Davis Index: Market Intelligence for the Global Metals and Recycled Materials Markets

UK-based Liberty Steel Group’s application for a £170mn ($235mn) bailout has been rejected by the British government.


According to media reports on Mar 28, Liberty Steel’s founder and GFG Alliance chairman, Sanjeev Gupta, wrote a letter to the UK government last week seeking support to absorb recent losses and finance its daily operating expenses.


The company cited that weakness in the aerospace market has cut demand for some of its UK specialty steel business’ products by 60pc.


The government rejected the plea based on concerns about the “opaque” nature of the company’s funding structure, perceived financial risk, and corporate governance, per reports that cited government sources.

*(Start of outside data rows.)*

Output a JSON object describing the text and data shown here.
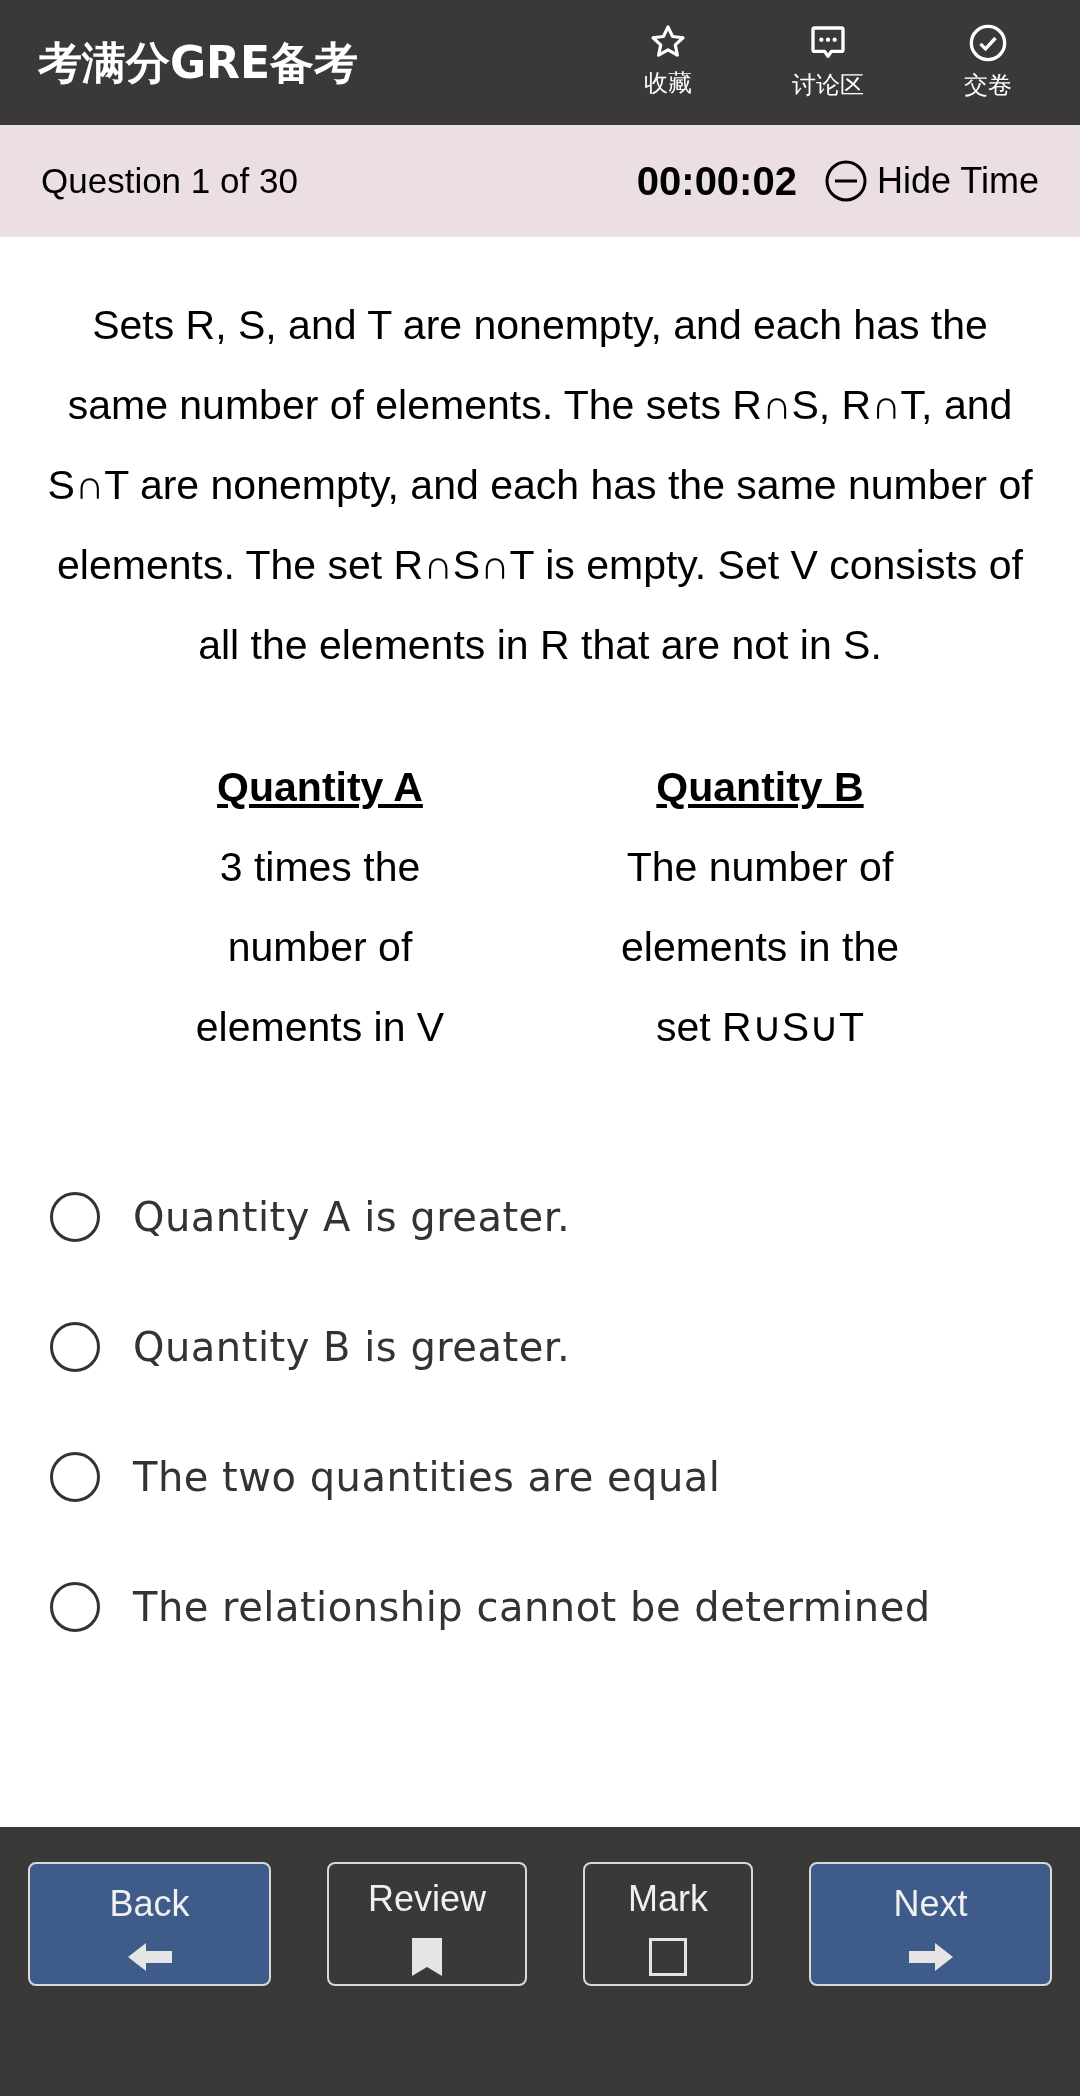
{
  "header": {
    "title": "考满分GRE备考",
    "actions": [
      {
        "kind": "star",
        "label": "收藏"
      },
      {
        "kind": "chat",
        "label": "讨论区"
      },
      {
        "kind": "check",
        "label": "交卷"
      }
    ]
  },
  "status": {
    "progress": "Question 1 of 30",
    "timer": "00:00:02",
    "toggle": "Hide Time"
  },
  "question": "Sets R, S, and T are nonempty, and each has the same number of elements. The sets R∩S, R∩T, and S∩T are nonempty, and each has the same number of elements. The set R∩S∩T is empty. Set V consists of all the elements in R that are not in S.",
  "quantities": [
    {
      "heading": "Quantity A",
      "text": "3 times the number of elements in V"
    },
    {
      "heading": "Quantity B",
      "text": "The number of elements in the set R∪S∪T"
    }
  ],
  "options": [
    {
      "text": "Quantity A is greater.",
      "selected": false
    },
    {
      "text": "Quantity B is greater.",
      "selected": false
    },
    {
      "text": "The two quantities are equal",
      "selected": false
    },
    {
      "text": "The relationship cannot be determined",
      "selected": false
    }
  ],
  "footer": [
    {
      "kind": "back",
      "label": "Back"
    },
    {
      "kind": "review",
      "label": "Review"
    },
    {
      "kind": "mark",
      "label": "Mark",
      "checked": false
    },
    {
      "kind": "next",
      "label": "Next"
    }
  ]
}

It is highly likely that the UK government will wait until the company enters administration to protect GFG’s 5,000 employees rather than the corporate entity itself. This has been made further likely by mounting rumors and reports of financial impropriety, which suggest Sanjeev Gupta used £42mn to cover the purchase of a private residence.

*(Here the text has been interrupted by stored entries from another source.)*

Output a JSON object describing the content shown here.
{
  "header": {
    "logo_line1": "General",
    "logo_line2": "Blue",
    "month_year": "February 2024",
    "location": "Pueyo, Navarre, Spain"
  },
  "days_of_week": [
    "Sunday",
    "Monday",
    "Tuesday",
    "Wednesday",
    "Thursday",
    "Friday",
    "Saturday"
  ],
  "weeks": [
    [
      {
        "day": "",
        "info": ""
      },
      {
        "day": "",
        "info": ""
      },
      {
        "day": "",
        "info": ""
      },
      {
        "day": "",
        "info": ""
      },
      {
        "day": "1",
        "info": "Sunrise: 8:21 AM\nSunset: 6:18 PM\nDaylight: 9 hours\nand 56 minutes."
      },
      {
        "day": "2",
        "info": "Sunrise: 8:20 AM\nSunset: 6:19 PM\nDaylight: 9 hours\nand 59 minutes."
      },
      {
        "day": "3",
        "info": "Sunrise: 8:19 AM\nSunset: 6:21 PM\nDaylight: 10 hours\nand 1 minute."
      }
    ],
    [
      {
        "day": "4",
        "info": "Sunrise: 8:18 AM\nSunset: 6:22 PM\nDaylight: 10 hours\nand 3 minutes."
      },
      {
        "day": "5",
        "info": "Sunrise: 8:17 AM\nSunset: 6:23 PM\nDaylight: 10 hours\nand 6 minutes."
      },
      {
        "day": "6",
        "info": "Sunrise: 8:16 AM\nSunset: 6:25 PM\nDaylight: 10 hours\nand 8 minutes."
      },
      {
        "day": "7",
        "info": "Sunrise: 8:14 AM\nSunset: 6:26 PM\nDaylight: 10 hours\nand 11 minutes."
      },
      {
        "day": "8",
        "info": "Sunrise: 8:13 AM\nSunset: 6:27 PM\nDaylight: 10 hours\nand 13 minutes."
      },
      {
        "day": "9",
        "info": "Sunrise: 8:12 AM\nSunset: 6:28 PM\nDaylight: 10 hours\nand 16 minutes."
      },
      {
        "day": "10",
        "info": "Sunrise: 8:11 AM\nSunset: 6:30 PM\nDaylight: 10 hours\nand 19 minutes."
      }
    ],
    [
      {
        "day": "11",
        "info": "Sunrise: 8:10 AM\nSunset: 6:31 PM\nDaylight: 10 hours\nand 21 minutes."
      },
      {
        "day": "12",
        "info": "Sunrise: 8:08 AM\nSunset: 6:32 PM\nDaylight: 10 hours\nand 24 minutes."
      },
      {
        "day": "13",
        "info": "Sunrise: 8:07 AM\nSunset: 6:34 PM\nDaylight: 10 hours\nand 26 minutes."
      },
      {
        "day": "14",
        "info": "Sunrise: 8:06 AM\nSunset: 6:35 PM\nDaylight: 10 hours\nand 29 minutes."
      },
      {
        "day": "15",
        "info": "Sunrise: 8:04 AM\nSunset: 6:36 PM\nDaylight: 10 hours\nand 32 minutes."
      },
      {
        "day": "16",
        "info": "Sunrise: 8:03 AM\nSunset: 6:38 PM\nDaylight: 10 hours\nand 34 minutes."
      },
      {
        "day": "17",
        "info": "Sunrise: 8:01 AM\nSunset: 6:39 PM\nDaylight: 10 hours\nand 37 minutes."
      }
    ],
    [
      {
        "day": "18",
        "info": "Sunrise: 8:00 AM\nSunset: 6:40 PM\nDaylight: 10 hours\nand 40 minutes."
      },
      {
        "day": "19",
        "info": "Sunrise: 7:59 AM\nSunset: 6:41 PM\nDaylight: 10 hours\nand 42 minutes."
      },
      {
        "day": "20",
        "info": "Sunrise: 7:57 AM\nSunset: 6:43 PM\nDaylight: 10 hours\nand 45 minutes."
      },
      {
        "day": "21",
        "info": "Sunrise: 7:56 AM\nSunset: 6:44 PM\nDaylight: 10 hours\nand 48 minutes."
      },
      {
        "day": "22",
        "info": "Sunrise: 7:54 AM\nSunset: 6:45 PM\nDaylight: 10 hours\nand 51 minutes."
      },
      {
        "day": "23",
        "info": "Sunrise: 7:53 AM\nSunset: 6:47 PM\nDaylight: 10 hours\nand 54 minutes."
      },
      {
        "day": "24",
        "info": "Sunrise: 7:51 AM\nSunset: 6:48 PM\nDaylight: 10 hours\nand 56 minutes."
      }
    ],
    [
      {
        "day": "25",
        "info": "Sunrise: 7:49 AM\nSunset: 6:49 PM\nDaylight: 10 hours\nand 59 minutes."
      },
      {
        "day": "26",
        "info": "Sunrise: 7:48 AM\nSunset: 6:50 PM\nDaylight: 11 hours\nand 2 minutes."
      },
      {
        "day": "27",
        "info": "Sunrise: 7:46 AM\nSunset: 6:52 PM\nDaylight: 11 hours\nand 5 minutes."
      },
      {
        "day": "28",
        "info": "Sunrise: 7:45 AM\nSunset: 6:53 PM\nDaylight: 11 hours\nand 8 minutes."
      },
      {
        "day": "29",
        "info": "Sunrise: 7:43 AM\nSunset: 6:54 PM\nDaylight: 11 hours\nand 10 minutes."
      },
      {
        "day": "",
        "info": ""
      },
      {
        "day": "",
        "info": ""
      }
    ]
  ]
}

Concurrently, GFG Alliance has been working on plans to raise funds against non-collateralized overseas assets, liquidating scrap metal stocks, and making presales of finished goods.


A GFG Alliance spokesperson said that the company was taking steps to improve its cash flow and stabilize operations by reducing steel stocks, asking for prepayments on orders, and matching stock to customer orders. This would then enable the company to raise the necessary funds to transfer back to the UK operations to stave off what appears to be its imminent demise.